Pre-quantized model with qint8 weights seems to be decimal

chenxj · December 6, 2022, 8:43am

>>> a["features.16.conv.1.0.weight"]
tensor([[[[ 1.6094,  2.3566,  1.6094],
          [ 1.0921,  0.2874,  1.0921],
          [ 0.5173, -1.2071,  0.1724]]],


        [[[ 0.4598,  0.2299,  0.4598],
          [ 0.3449,  2.2417,  0.5748],
          [ 0.4598,  0.7472,  0.4024]]],


        [[[ 1.3795, -0.4598, -0.6897],
          [ 2.1842, -0.8622, -1.1496],
          [ 1.0346, -0.8047, -0.7472]]],


        ...,


        [[[-0.8622, -1.6669, -0.9771],
          [ 0.5173, -0.6897,  0.7472],
          [ 0.8622,  2.1842,  0.9771]]],


        [[[ 0.4024, -0.3449,  0.4598],
          [-0.0575, -1.1496,  0.0000],
          [ 1.2071, -0.5748,  1.2071]]],


        [[[ 0.1724,  0.4598,  0.2299],
          [ 0.2299,  1.5519,  0.3449],
          [ 0.4598,  0.4598,  0.4598]]]], size=(960, 1, 3, 3),
       dtype=torch.qint8, quantization_scheme=torch.per_tensor_affine,
       scale=0.05747907608747482, zero_point=0)

but a[“features.16.conv.1.0.weight”][0, 0, 0, 1].item() is 2.
Anyone can explain this observation? Thanks.
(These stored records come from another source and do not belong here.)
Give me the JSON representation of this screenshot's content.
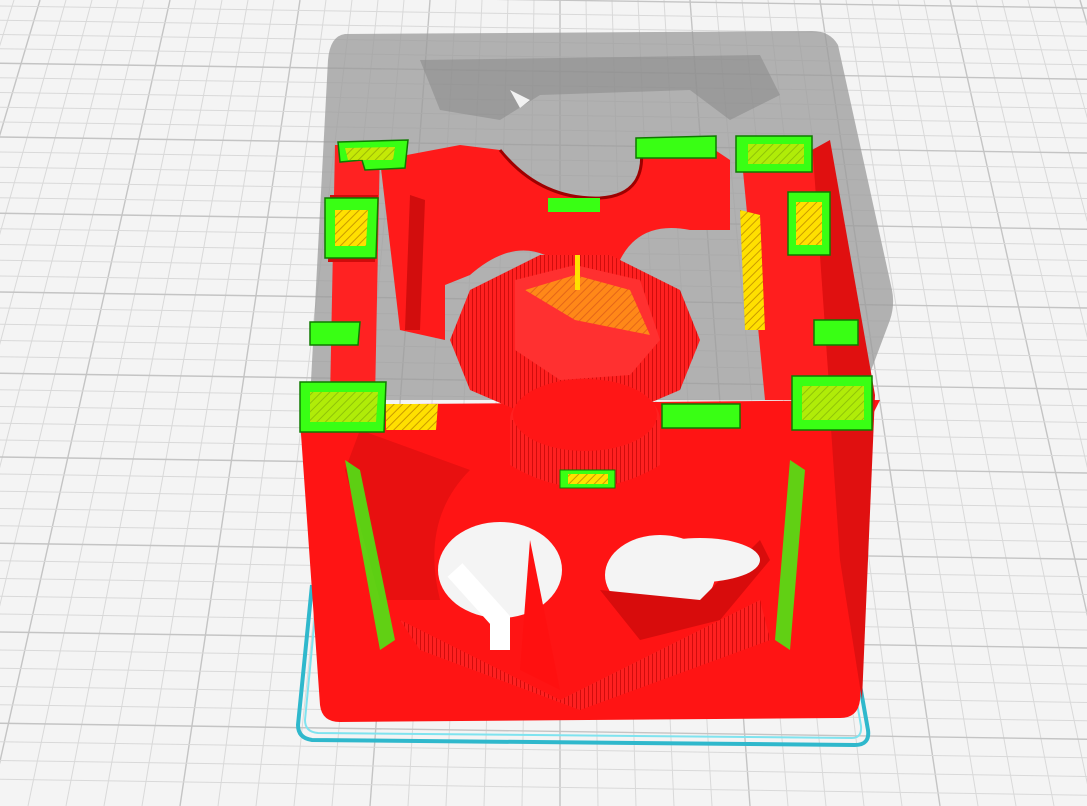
{
  "viewport": {
    "view": "layer-preview",
    "colors": {
      "background": "#f4f4f4",
      "grid_minor": "#d9d9d9",
      "grid_major": "#c4c4c4",
      "model_shadow": "#9a9a9a",
      "wall": "#ff1a1a",
      "wall_dark": "#d40d0d",
      "infill": "#ffea00",
      "top_skin": "#39ff14",
      "brim": "#37c6d8"
    },
    "icons": {
      "build_plate": "grid-plate-icon",
      "model": "cube-model-icon",
      "brim": "skirt-brim-icon"
    }
  }
}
Vasiliy_Kuznetsov · December 7, 2022, 5:37pm

Quantized tensors represent values in the floating point domain. When you print a quantized tensor, the printed values by PyTorch are the fp32 values that your quantized tensor represents.

When you print a[“features.16.conv.1.0.weight”][0, 0, 0, 1].item(), you are looking at the raw value which needs to then be transformed with fp = float(q - zp) * scale to convert to the floating point domain.